The documents show that Iran obtained “explicit weapons-design information from a foreign source,” the Washington Post said. “We see explicit material related to nuclear weapons from different sources, some of it not Iranian in origin,” an Israeli intelligence official said. Israeli officials would not say whether the bomb design information was provided by a state or by an individual. Iran is known to have obtained assistance in building uranium-enrichment centrifuges from Pakistani scientist Abdul Qadeer Khan, who is also believed by US intelligence to have given “partial blueprints for a Chinese nuclear device to at least one of his international customers,” the Washington Post said.

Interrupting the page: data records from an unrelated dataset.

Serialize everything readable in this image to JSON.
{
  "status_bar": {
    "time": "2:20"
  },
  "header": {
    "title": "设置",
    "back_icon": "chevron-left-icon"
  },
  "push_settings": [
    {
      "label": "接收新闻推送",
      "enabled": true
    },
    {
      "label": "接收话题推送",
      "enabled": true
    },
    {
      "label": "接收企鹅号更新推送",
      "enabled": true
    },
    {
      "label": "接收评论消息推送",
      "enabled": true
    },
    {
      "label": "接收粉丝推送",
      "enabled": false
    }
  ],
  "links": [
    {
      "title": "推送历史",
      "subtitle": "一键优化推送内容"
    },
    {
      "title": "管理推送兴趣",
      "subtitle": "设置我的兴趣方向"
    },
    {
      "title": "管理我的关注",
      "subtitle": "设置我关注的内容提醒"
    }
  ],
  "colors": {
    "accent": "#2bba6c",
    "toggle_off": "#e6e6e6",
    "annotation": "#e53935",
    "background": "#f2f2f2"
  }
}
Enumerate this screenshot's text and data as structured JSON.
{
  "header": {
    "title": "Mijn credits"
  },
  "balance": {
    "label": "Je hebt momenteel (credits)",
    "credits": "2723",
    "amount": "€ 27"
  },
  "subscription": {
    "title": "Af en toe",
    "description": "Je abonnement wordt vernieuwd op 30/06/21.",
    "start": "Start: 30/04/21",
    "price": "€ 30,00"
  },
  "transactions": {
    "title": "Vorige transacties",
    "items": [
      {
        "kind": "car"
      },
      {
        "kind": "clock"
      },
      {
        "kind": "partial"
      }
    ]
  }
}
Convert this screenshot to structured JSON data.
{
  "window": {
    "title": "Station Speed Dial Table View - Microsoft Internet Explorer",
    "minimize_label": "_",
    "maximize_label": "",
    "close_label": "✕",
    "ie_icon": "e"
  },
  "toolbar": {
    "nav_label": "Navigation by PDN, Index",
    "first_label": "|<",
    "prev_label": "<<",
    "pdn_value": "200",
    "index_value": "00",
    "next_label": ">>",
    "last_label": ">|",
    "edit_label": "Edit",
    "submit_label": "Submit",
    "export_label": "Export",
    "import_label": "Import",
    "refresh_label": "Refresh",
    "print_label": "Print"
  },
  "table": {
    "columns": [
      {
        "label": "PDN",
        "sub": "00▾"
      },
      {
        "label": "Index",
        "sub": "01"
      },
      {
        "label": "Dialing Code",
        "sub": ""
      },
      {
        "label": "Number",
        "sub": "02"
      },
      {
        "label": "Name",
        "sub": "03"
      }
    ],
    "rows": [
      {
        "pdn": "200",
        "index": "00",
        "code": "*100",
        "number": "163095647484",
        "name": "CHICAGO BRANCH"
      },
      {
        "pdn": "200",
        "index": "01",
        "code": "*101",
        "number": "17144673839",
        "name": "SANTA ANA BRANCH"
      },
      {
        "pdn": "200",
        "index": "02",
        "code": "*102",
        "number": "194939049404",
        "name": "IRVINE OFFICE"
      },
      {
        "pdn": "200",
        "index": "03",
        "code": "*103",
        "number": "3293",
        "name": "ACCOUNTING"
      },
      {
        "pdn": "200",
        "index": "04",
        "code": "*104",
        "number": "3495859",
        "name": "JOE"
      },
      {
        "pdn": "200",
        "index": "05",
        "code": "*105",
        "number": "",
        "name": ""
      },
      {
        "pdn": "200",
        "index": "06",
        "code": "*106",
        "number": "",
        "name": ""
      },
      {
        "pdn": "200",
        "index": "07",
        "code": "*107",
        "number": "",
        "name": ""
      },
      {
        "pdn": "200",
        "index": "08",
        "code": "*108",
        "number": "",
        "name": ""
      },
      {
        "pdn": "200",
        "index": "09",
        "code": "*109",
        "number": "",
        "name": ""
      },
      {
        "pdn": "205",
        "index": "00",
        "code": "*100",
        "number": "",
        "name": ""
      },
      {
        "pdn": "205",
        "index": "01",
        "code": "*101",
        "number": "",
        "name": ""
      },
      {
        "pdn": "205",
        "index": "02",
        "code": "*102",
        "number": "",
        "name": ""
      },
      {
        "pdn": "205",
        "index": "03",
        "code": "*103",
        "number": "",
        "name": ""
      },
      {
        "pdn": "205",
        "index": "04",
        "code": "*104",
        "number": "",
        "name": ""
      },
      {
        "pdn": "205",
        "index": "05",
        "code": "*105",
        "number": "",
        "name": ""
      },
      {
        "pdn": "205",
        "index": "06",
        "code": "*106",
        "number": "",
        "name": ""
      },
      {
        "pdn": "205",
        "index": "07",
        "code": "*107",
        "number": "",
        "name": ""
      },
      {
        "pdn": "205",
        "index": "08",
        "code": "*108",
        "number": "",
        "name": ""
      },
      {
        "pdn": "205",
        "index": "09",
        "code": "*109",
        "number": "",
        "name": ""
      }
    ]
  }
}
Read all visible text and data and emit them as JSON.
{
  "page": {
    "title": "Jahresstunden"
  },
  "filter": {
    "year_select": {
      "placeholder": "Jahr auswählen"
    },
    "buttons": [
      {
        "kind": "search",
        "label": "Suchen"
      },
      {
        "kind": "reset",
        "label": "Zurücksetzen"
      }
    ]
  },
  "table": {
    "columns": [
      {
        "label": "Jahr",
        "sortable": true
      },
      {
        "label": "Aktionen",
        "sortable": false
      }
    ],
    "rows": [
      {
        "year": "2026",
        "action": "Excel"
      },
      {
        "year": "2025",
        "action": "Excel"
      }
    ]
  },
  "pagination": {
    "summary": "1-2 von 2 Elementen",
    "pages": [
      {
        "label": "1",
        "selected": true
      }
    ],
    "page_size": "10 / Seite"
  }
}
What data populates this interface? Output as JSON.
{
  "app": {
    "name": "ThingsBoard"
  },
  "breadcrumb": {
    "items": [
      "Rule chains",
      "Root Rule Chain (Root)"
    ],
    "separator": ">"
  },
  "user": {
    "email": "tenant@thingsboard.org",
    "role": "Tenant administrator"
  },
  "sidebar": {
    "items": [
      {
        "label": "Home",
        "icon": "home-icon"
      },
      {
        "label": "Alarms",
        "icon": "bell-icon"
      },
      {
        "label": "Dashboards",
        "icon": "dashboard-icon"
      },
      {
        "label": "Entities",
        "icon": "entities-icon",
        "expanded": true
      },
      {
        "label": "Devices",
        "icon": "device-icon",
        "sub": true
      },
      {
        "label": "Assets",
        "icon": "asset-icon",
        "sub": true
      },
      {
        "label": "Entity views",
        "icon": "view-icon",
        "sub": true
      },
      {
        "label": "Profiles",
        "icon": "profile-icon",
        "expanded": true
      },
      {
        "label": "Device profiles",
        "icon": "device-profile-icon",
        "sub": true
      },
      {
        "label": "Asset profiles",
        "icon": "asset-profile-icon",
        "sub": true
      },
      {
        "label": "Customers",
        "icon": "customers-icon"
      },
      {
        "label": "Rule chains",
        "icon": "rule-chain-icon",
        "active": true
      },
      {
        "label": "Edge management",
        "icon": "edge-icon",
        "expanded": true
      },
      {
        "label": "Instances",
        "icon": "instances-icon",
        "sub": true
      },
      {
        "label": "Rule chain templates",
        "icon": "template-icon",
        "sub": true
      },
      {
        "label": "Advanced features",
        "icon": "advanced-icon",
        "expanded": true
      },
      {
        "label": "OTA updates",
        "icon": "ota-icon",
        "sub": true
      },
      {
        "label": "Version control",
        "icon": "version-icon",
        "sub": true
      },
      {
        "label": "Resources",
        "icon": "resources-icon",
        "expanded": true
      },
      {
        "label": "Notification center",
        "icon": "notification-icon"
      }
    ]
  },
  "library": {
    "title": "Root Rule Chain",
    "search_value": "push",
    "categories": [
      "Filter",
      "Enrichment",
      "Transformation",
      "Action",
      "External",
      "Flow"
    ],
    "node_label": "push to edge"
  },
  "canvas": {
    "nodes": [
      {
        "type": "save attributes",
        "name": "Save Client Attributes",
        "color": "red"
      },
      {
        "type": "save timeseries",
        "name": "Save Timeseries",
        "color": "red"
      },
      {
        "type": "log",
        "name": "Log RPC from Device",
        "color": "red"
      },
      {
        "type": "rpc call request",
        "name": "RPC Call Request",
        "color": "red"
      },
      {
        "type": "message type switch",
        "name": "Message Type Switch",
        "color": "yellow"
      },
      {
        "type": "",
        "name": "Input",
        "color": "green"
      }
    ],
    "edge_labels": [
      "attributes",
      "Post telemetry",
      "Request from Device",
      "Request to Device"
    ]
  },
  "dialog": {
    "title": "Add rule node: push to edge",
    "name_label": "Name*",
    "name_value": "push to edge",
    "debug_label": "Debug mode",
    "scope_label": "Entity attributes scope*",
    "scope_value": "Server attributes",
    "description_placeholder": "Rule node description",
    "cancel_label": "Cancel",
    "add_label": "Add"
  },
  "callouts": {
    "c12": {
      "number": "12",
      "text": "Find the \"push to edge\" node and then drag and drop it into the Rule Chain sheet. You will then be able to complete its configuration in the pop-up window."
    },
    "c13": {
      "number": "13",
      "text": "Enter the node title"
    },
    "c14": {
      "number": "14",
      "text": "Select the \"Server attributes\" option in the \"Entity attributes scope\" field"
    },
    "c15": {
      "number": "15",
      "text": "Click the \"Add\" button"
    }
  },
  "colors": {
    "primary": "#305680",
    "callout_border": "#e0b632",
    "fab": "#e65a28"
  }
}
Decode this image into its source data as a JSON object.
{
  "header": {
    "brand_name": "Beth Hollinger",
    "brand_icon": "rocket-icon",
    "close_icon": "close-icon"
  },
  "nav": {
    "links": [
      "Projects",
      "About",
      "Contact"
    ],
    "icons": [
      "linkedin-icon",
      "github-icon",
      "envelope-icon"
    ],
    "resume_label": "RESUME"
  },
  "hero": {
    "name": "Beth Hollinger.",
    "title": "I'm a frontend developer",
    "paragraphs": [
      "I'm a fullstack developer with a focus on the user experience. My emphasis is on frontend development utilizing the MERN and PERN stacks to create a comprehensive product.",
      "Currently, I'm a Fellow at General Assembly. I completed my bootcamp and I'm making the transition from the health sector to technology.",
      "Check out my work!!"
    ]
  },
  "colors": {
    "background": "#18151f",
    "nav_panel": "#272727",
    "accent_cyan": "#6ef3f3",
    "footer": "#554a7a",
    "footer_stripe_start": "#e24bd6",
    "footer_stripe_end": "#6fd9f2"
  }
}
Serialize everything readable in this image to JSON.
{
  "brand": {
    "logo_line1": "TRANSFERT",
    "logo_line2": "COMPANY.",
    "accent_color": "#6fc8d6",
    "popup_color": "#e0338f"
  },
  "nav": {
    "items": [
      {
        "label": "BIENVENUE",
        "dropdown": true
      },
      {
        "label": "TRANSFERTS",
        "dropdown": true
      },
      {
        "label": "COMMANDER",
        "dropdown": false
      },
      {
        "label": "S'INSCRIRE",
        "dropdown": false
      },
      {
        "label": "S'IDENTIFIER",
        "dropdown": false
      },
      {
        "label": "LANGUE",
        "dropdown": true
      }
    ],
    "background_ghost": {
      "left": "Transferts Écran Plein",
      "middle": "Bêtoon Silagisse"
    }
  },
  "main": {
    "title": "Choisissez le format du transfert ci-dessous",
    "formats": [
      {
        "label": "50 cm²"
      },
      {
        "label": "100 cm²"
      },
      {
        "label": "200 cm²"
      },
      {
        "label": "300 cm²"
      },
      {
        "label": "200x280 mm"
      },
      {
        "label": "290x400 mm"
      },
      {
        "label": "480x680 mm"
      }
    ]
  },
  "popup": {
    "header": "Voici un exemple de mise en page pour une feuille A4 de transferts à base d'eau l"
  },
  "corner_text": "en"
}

“Iran had foreign help, though Israeli officials held back any documents indicating where it came from,” said the New York Times. “Much was clearly from Pakistan, but officials said other foreign experts were also involved — though they may not have been working for their governments.”
The archive confirms that the covert Iranian nuclear program was launched in the late 1980s and halted in 2003, when Iran feared a US invasion, and when its secret uranium enrichment plant at Natanz was exposed. While this was known, revelations in the archive include “previously unknown photos of a large cylindrical test chamber in which Iran is said to have conducted tests of an implosion device of the type used to trigger a nuclear detonation,” the Washington Post said.
The US reporters were also shown documents that show Iran was “measuring radiation from a neutron-generating explosive test inside the same chamber in 2002,” it added. “In modern nuclear weapons design, a neutron generator releases radioactive particles to help sustain a powerful nuclear chain reaction.”
The reporters were also shown documents and photographs detailing Iranian work on “making a form of uranium metal that can be used as a neutron initiator, and still others [that] describe problems with uranium contamination outside the test chamber, which was located at the Parchin military base outside Tehran.”
The Post noted that when the UN sought to inspect the Parchin test site years later, Iran first “completely dismantled the test chamber, scraped away several tons of topsoil, cut down nearby trees and covered the entire area with fresh asphalt.”